L’Algérie et la France avaient entamé une démarche d’apaisement et de réconciliation des mémoires sur la Guerre de libération nationale et la colonisation française. Cette démarche devait aboutir à la formulation de rapports sur les questions mémorielles ; par Benjamin Stora du côté français ; et Abdelmadjid Chikhi du côté algérien.
Celui de Stora avait été remis en janvier 2021 à Emmanuel Macron. Ne préconisant ni excuses ni repentance ; le rapport est alors qualifié de « non objectif ». Il avait suscité une vague de critiques de part et d’autre de la Méditerranée. Mais aucune réaction officielle de l’Algérie.
Le 6 juillet dernier, le Président Tebboune avait reçu l’historien français Benjamin Stora qui s’était rendu en Algérie pour assister aux festivités commémorant le 60ᵉ anniversaire du recouvrement de la souveraineté nationale et de l’indépendance.
Dans des déclarations accordées à la presse française ; l’historien français est revenu sur cet entretien inédit avec le Président de la République. Révélant que « c’est la première fois, depuis la publication de son rapport, qu’il y avait eu une discussion au fond côté algérien sur ces questions mémorielles ».
Après une période de froid entre Alger et Paris suite aux déclarations controversées du Président français au sujet de la « rente mémorielle » ; et de « l’existence d’une nation algérienne avant la colonisation » ; Stora dénote un « changement de ton ». « Je pense qu’il y a une volonté, de relancer.

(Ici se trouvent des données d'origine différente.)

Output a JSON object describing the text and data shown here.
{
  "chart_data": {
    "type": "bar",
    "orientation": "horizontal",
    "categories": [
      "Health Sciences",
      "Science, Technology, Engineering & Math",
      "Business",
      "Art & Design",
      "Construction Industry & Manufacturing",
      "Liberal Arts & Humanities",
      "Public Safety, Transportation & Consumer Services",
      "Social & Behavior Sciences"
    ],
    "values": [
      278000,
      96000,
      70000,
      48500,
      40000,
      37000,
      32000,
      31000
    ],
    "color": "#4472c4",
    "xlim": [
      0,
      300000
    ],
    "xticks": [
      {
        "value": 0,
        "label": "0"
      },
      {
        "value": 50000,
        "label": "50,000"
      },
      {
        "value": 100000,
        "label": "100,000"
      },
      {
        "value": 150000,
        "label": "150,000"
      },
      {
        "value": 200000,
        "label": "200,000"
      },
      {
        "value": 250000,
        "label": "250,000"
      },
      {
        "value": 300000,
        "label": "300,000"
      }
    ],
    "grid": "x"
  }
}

Je ne sais pas si c’est le mot, mais de poursuivre un dialogue », a-t-il estimé.
Algérie – France : Tebboune insiste sur un travail de mémoire de 1830 à 1962
L’historien français a fait savoir que le Président Tebboune lui avait expliqué « l’importance majeure d’un travail de mémoire sur toute la période de la colonisation ». « La guerre de conquête a été très longue et très meurtrière. Elle a duré pratiquement un demi-siècle (1830-1871) », a rappelé Stora ; partageant l’avis du Président Tebboune, sur le fait que le travail ne devrait pas se résumer à la Guerre de libération nationale (1954-1962).
D’ailleurs, l’historien a aussi rappelé que la conquête s’est caractérisée par « une dépossession foncière et identitaire ». Mais aussi, par la mise en place « d’une colonie de peuplement ». Celle-ci s’est traduite par une démographie s’élevant à un million d’Européens sur neufs millions d’habitants.
Selon Benjamin Stora ; « la difficulté des relations franco-algériennes s’explique par les traumatismes perdurables dans la perception réciproque des deux peuples ». « Les gens ne connaissent pas ce qu’il s’est passé. C’est le problème de la transmission aux jeunes générations et du travail en commun », a-t-il encore noté.
« On s’est tous focalisés sur 1962 » des accords d’Évian à l’indépendance, a remarqué l’historien. Rajoutant qu’il est impératif « d’élargir le champ de réflexion » ; car « on ne peut rester prisonnier d’une seule date ».
« En Algérie, l’accent a été mis essentiellement sur la guerre de libération nationale. Il y a eu en France comme en Algérie une polarisation extrême sur l’unique séquence de la guerre. Et même de la fin de la guerre, les années 1960 à 1962″, a encore souligné Benjamin Stora.
Algérie – France : Emmanuel Macron bientôt à Alger ?
Lors de cette rencontre avec l’historien Benjamin Stora, le Président Tebboune n’a pas évoqué les propos controversés de son homologue français, Emmanuel Macron. Notamment ceux qui remettent en question l’existence d’une « nation algérienne » avant la colonisation française.
À l’occasion de la célébration de l’indépendance, Macron avait appelé au « renforcement des liens déjà forts entre les deux pays ». Il avait aussi chargé Benjamin Stora de remettre une lettre au Président Tebboune.
Dans son message ; le Président français a réitéré « son engagement à poursuivre sa démarche de reconnaissance de la vérité et de réconciliation des mémoires ». Et a fait part d’une visite prochaine en Algérie.